The Family Law Act enables third party creditors to intervene in property proceedings. By intervening, that third party creditor is joined as a party and can apply to have enforceable orders made for repayment of a debt. The spouse parties can similarly apply to have either the debt apportioned to only one spouse party, or set aside.
It is relatively common, particularly given high real estate prices in Sydney, that parents (particularly, elderly parents) lend an adult spouse party money towards purchasing a home. At the time the money is lent by the parent, it is generally the intention that the money is being lent to their adult child and that child’s spouse, to help them get on financially, but when questioned about whether or not they would forgive the debt, most parents would say “no”. It is generally their intention that if the adult child’s marriage broke down that they would expect to be repaid in full the money that they lent or if their circumstances changed that they would call on the loan to be repaid.
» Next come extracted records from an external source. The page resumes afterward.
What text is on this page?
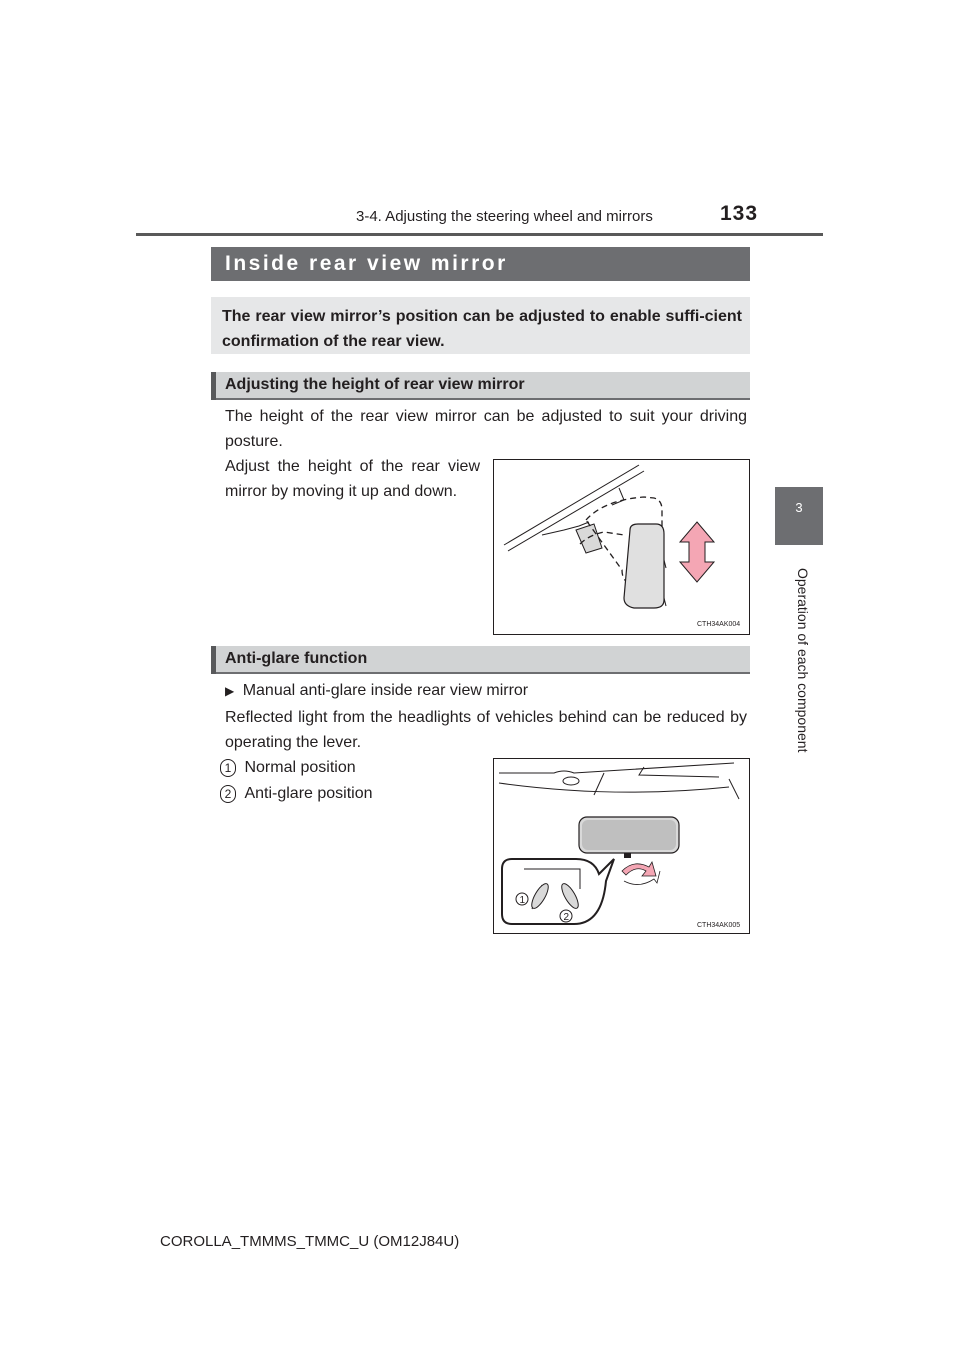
3-4. Adjusting the steering wheel and mirrors	133
3
Operation of each component
Inside rear view mirror
The rear view mirror’s position can be adjusted to enable suffi-cient confirmation of the rear view.
Adjusting the height of rear view mirror
The height of the rear view mirror can be adjusted to suit your driving posture.
Adjust the height of the rear view mirror by moving it up and down.
CTH34AK004
Anti-glare function
▶ Manual anti-glare inside rear view mirror
Reflected light from the headlights of vehicles behind can be reduced by operating the lever.
1 Normal position
2 Anti-glare position
1
2
CTH34AK005
COROLLA_TMMMS_TMMC_U (OM12J84U)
Things do not, however, always go to plan.
In family law cases, the Court can look behind family loans and decide whether or not the monies are loans and would in fact be ordinarily repayable and in dong so, considers steps taken by the lender to secure monies advanced, the history of repayments, details of conversations held in relation to the loan and the purpose of the loan. It is not uncommon where one spouse party, who previously having had the benefit of funds advanced (for example towards the purchase of the former matrimonial home) later denies that the monies were in fact a loan and repayable to the former spouse’s parents. Where the former spouse’s parents are seeking to enforce the loan agreement, it is difficult in the absence of security and/or documentation.
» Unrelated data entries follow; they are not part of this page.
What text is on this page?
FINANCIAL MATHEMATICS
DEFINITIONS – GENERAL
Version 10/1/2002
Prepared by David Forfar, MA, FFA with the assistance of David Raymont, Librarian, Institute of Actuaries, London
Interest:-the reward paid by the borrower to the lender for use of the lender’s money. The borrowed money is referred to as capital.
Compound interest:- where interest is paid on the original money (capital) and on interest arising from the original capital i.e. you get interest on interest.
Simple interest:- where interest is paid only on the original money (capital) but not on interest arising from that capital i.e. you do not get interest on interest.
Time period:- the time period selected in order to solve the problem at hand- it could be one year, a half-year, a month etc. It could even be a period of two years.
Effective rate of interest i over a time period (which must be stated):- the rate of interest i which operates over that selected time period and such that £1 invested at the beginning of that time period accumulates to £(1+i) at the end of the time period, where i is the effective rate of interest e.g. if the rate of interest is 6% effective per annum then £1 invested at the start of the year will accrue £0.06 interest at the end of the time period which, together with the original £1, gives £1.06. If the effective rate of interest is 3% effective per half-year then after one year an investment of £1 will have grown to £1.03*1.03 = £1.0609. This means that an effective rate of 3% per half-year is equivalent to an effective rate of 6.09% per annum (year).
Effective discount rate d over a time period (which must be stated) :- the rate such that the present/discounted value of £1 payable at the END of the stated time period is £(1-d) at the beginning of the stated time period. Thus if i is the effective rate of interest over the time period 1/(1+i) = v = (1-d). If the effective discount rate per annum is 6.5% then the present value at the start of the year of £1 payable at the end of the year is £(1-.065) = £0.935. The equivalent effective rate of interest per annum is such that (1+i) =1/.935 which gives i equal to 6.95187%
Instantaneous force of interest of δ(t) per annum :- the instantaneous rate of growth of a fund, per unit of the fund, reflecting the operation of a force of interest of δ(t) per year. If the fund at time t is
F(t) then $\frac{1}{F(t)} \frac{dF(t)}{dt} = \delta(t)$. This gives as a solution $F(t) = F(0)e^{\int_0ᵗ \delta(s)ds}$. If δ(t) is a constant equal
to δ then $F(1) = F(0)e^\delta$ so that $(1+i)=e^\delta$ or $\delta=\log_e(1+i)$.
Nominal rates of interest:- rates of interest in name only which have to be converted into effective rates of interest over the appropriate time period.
Parents considering lending money to adult children should first obtain accounting and financial planning advice in relation to any implications that the loan may have on their Centrelink entitlements in the future. Where money is to be advanced towards, for example, purchasing a home, parents should consider lodging a caveat over of the property, or entering into a formal mortgage and any Deed of Priority with the first mortgagee as well as always having a properly drafted Loan Agreement between themselves, their adult child and their adult child’s spouse, in which terms are clearly set out. If, as can happen in family law cases, the Court forms the view that the monies may not have always been repayable, then the Court may hold only one party responsible for that loan (usually the adult spouse party whose parents lent the money) or if the terms are uncertain, may apportion the interest payable again to only one party with the principle lent to be shared.
If the evidence does not support that the moneys advanced were a loan, then the Court can treat the monies advanced as a gift, in which case the adult spouse party whose parents advanced the funds, gets the benefit of that contribution as if they themselves had put the cash into the marriage.